(Shhhhh. I couldn't stay away, I guess.)
I saw myself in the mirror earlier tonight. I am fat.
I deserve it, too. I've eaten too much, I've eaten the wrong things. I've regressed and turned back into the person I was when I started this blog, a person who blockades feelings with food, a person who eats feelings for lunch and dinner. (But weirdly, not breakfast. I'm not awake enough at breakfast to be aware of my feelings, I guess.)
I don't know what to do. Wait. I do know what to do. I need to eat less, exercise more. I need to write about it.
I don't know more than that, but I know that. I think writing helped me untangle myself from the mess I'd gotten into and now that I'm tangled up again, I put my trust in writing again.
This is what I think. I think that success for me involves no cheating, no exceptions, no coddling myself.
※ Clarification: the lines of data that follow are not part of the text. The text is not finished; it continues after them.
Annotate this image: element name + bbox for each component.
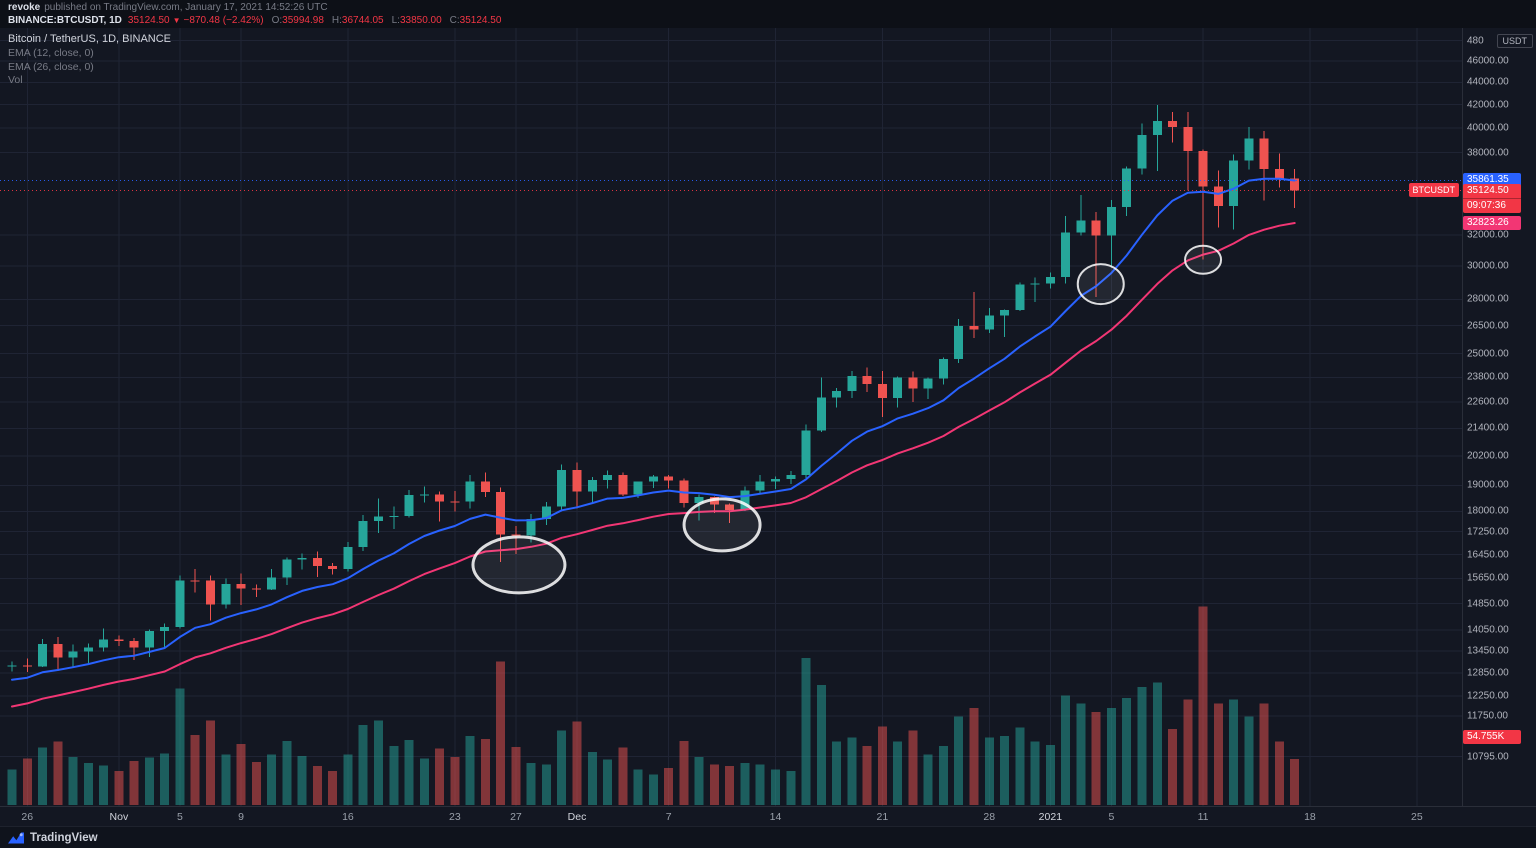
price-axis-border (1462, 28, 1463, 806)
annotation-ellipse (471, 535, 567, 595)
price-tick-label: 17250.00 (1467, 526, 1509, 538)
time-axis-label: 26 (21, 811, 34, 823)
bar-countdown: 09:07:36 (1463, 197, 1521, 213)
price-tick-label: 28000.00 (1467, 293, 1509, 305)
open-value: 35994.98 (282, 14, 324, 26)
price-tick-label: 42000.00 (1467, 99, 1509, 111)
price-tick-label: 40000.00 (1467, 122, 1509, 134)
price-tick-label: 22600.00 (1467, 396, 1509, 408)
annotation-ellipse (1184, 244, 1223, 275)
header-last-price: 35124.50 (127, 14, 170, 26)
symbol-summary: BINANCE:BTCUSDT, 1D 35124.50 ▼ −870.48 (… (8, 15, 1528, 27)
price-tick-label: 11750.00 (1467, 710, 1508, 722)
price-tick-label: 12250.00 (1467, 690, 1509, 702)
time-axis-label: 2021 (1038, 811, 1063, 823)
open-label: O: (271, 14, 283, 26)
time-axis-label: 11 (1197, 811, 1209, 823)
time-axis-label: Dec (567, 811, 587, 823)
price-tick-label: 15650.00 (1467, 572, 1509, 584)
low-value: 33850.00 (399, 14, 442, 26)
annotation-ellipse (1076, 263, 1125, 306)
author-name: revoke (8, 1, 41, 13)
price-tick-label: 19000.00 (1467, 479, 1509, 491)
price-tick-label: 18000.00 (1467, 505, 1509, 517)
publish-header: revoke published on TradingView.com, Janu… (0, 0, 1536, 28)
price-tick-label: 14050.00 (1467, 624, 1509, 636)
publish-meta: published on TradingView.com, January 17… (44, 1, 328, 13)
symbol-name: BINANCE:BTCUSDT, 1D (8, 14, 122, 26)
annotations-layer (471, 244, 1223, 595)
ohlc-close: C:35124.50 (450, 15, 502, 27)
price-tick-label: 23800.00 (1467, 371, 1509, 383)
ohlc-open: O:35994.98 (272, 15, 324, 27)
time-axis-label: 5 (1108, 811, 1115, 823)
time-axis-label: 21 (876, 811, 889, 823)
time-axis-label: 14 (769, 811, 782, 823)
ema12-line (11, 177, 1296, 681)
price-tick-label: 20200.00 (1467, 450, 1509, 462)
time-axis-label: 16 (342, 811, 354, 823)
time-axis-label: 9 (238, 811, 244, 823)
price-tick-label: 25000.00 (1467, 348, 1509, 360)
close-value: 35124.50 (459, 14, 502, 26)
ohlc-low: L:33850.00 (392, 15, 442, 27)
volume-layer (7, 606, 1300, 805)
ohlc-high: H:36744.05 (332, 15, 384, 27)
currency-unit-badge[interactable]: USDT (1496, 33, 1533, 48)
time-axis[interactable]: 26 Nov 5 9 16 23 27 Dec 7 14 21 28 2021 5 11 18 25 (0, 806, 1536, 827)
ema26-line (11, 222, 1296, 708)
close-label: C: (449, 14, 460, 26)
grid-layer (0, 28, 1462, 806)
price-tick-label: 480 (1467, 35, 1484, 47)
tradingview-brand[interactable]: TradingView (30, 831, 98, 844)
price-tick-label: 16450.00 (1467, 549, 1509, 561)
price-tick-label: 30000.00 (1467, 260, 1509, 272)
price-scale[interactable]: 480 46000.00 44000.00 42000.00 40000.00 38000… (1462, 0, 1536, 848)
ema26-value-label: 32823.26 (1463, 215, 1521, 230)
time-axis-label: Nov (109, 811, 129, 823)
price-tick-label: 10795.00 (1467, 751, 1509, 763)
header-price-change: −870.48 (−2.42%) (183, 14, 264, 26)
time-axis-label: 28 (983, 811, 996, 823)
down-arrow-icon: ▼ (172, 15, 181, 25)
price-tick-label: 14850.00 (1467, 598, 1509, 610)
price-tick-label: 13450.00 (1467, 645, 1509, 657)
time-axis-label: 25 (1410, 811, 1423, 823)
time-axis-label: 27 (510, 811, 522, 823)
price-tick-label: 38000.00 (1467, 147, 1509, 159)
annotation-ellipse (682, 497, 762, 553)
volume-value-label: 54.755K (1463, 729, 1521, 744)
time-axis-label: 23 (448, 811, 461, 823)
price-tick-label: 12850.00 (1467, 667, 1509, 679)
time-axis-label: 7 (665, 811, 672, 823)
price-tick-label: 46000.00 (1467, 55, 1509, 67)
tradingview-logo-icon[interactable] (8, 832, 24, 844)
time-axis-label: 5 (177, 811, 183, 823)
price-lines-layer (0, 179, 1462, 191)
time-axis-label: 18 (1304, 811, 1316, 823)
price-tick-label: 21400.00 (1467, 422, 1509, 434)
price-tick-label: 26500.00 (1467, 320, 1509, 332)
last-price-value: 35124.50 (1463, 183, 1521, 198)
high-label: H: (331, 14, 342, 26)
price-tick-label: 44000.00 (1467, 76, 1509, 88)
symbol-price-tag: BTCUSDT (1408, 183, 1459, 198)
price-tick-label: 32000.00 (1467, 229, 1509, 241)
candles-layer (7, 105, 1300, 672)
footer-bar: TradingView (0, 826, 1536, 848)
high-value: 36744.05 (341, 14, 384, 26)
low-label: L: (391, 14, 400, 26)
publish-info: revoke published on TradingView.com, Janu… (8, 2, 1528, 14)
last-price-label: 35124.50 09:07:36 (1463, 183, 1521, 213)
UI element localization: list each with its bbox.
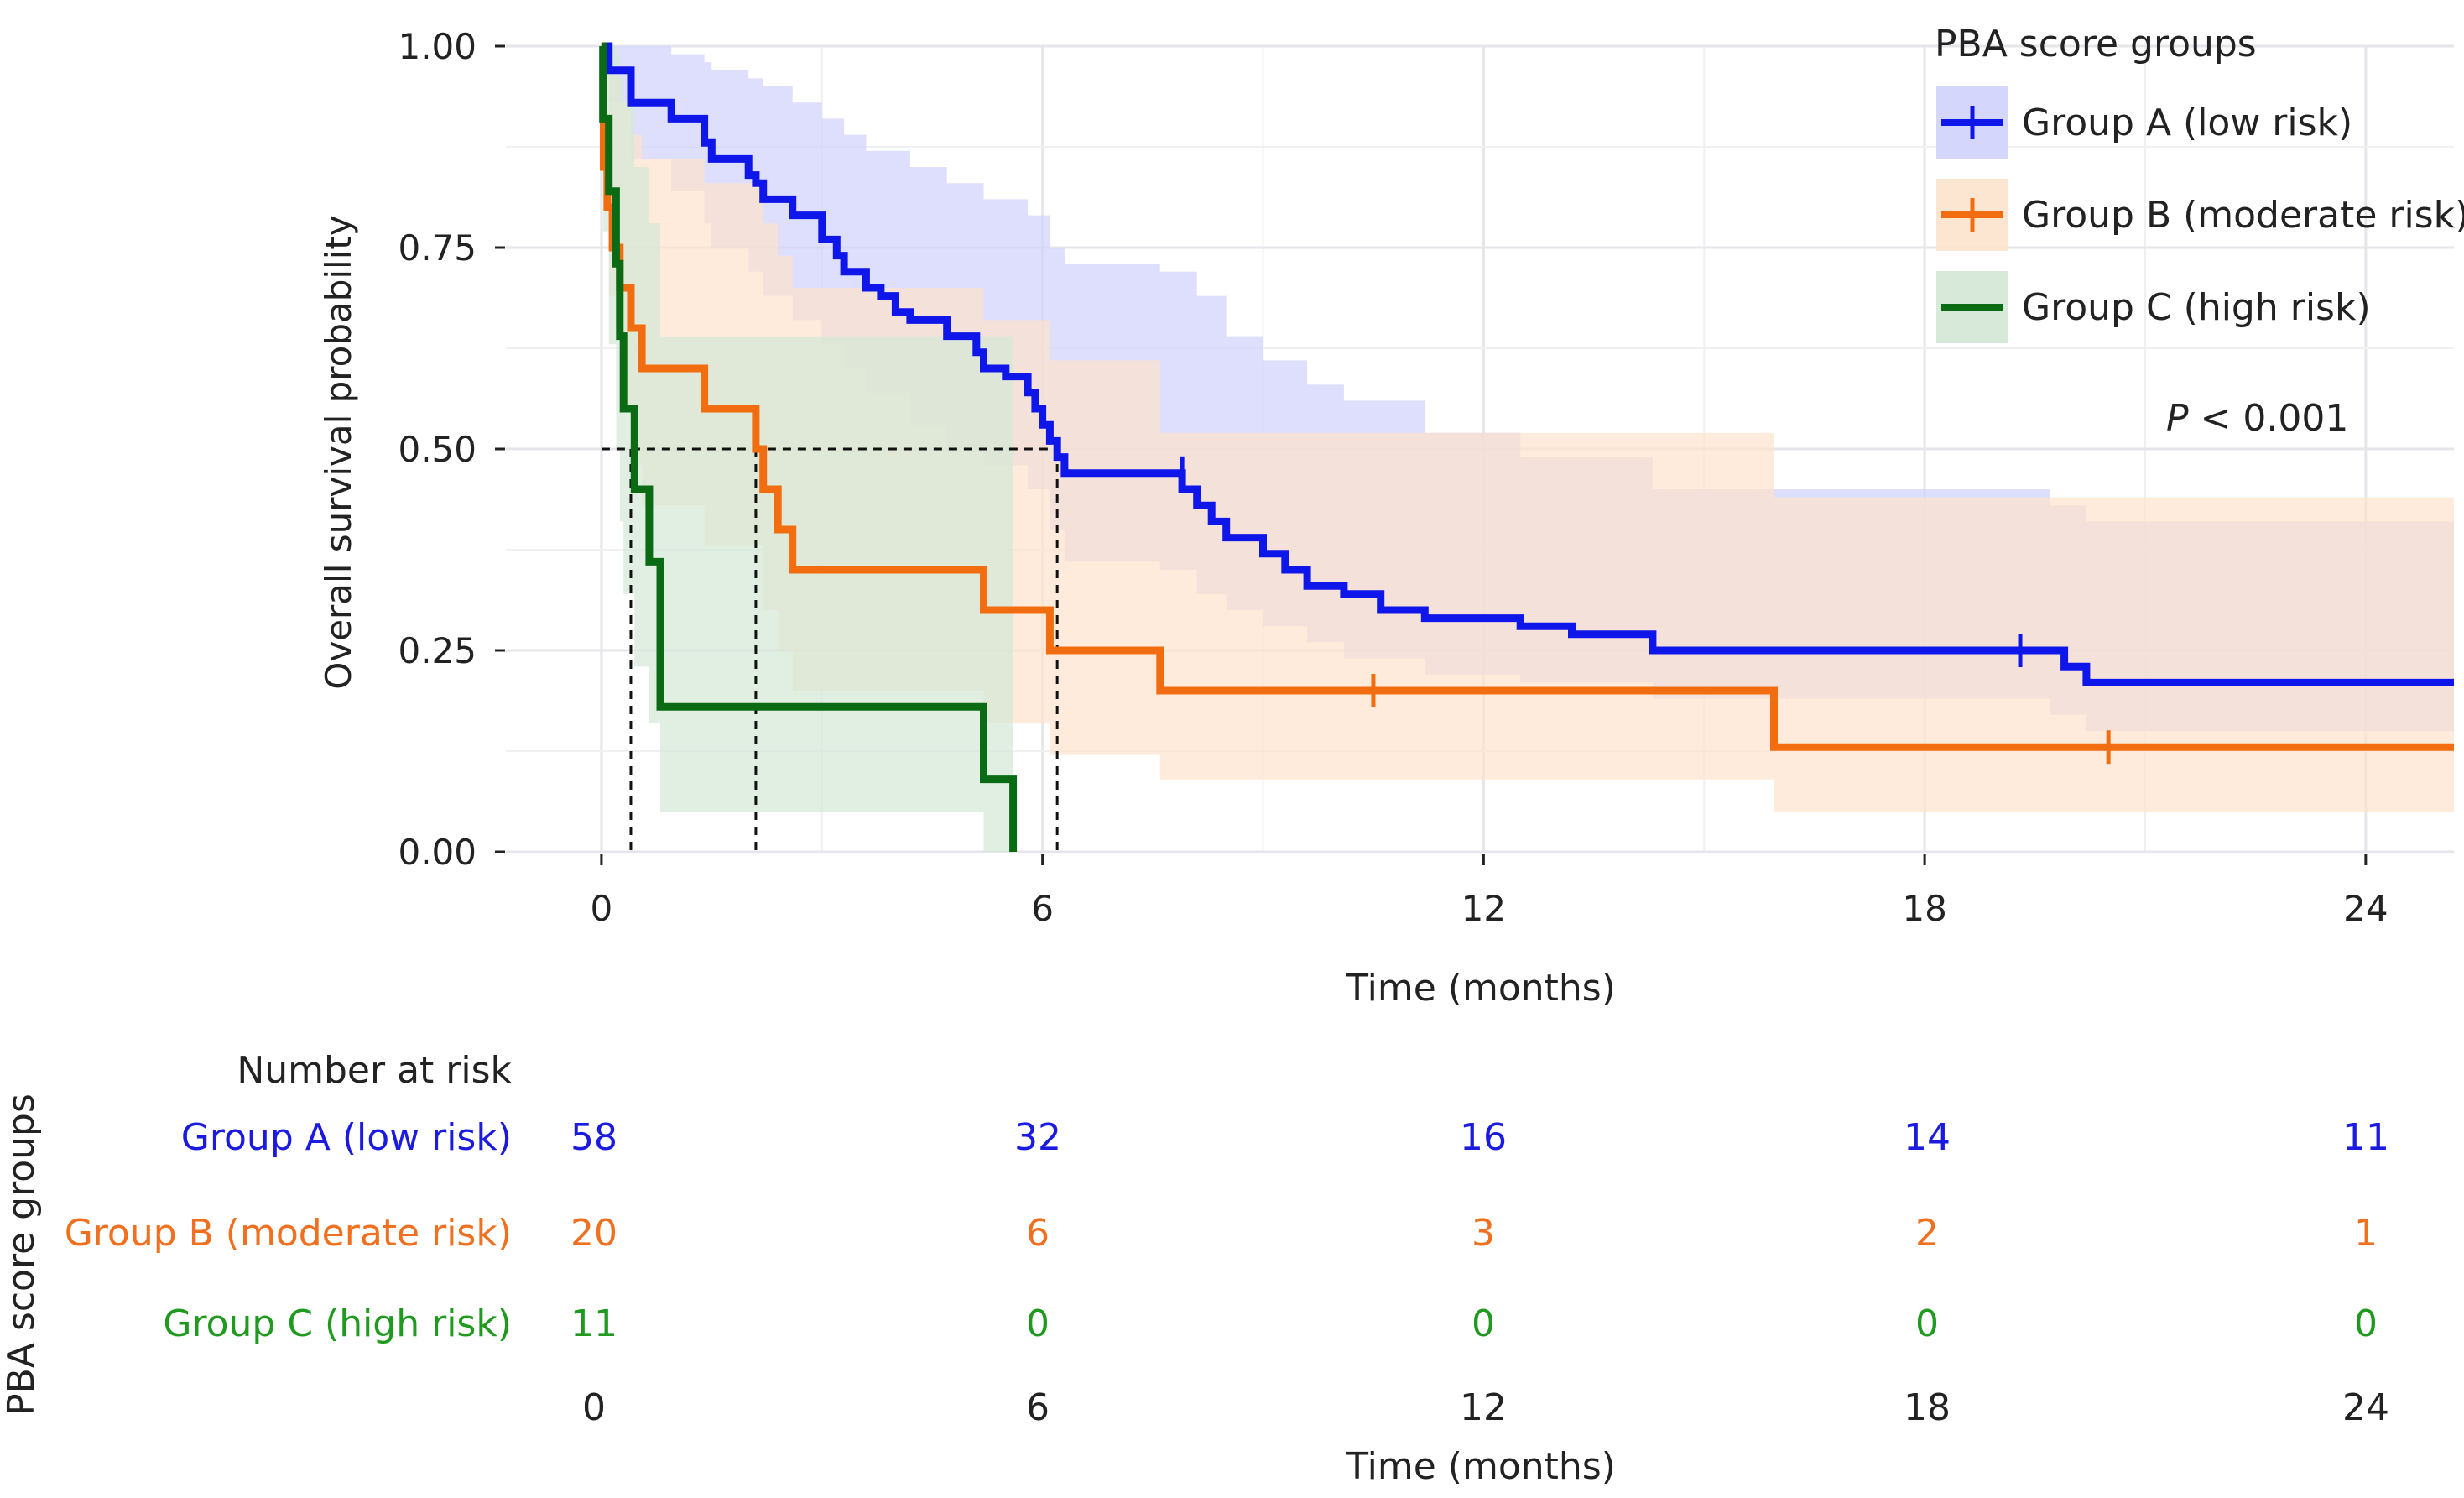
p-value-text: < 0.001	[2189, 397, 2349, 440]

I really, really, really hate how I look. I hate how I feel. I hate my clothes, I hate my hair. I hate everything, really. I am in a mood.
What came first? The mood or the binge? The mood prompts me to binge. The binge puts me in a dark mood. It's a horrible circle and the only thing to do is grab ahold of it and wrench it into submission. All I know is that I have to cut sugar. It has to be complete, absolute, no half-hearted attempt. Otherwise, sugar wins.
I hesitate to post this. I'm kind of thinking about saving it until tomorrow. Maybe I will have a change of heart by morning.
It's embarrassing to be fat again. Everyone maintains a tactful silence on the subject, of course, but I can hear their thoughts. Oh, she looks so heavy. What a shame. She gained that weight back. I know. People so easily discuss your weight loss with you, but never your weight gain. It would almost be a relief to discuss the weight gain--then I could explain about my crazy year, about my full-time job, about the reasons I stopped exercising, which seem valid, yet, really? Let's talk priorities.
I fell off my priority list. I'm not entirely sure I still have a spot on my list, but I have to push myself back up on the list. My back hurts. My clothes don't fit. My jaw has been replaced by an extra chin. I hate it. I hate how I look. Hate. Hate. Hate.
Okay. Well. I guess I'll be here again sooner rather than later. I can't face another season of being fat.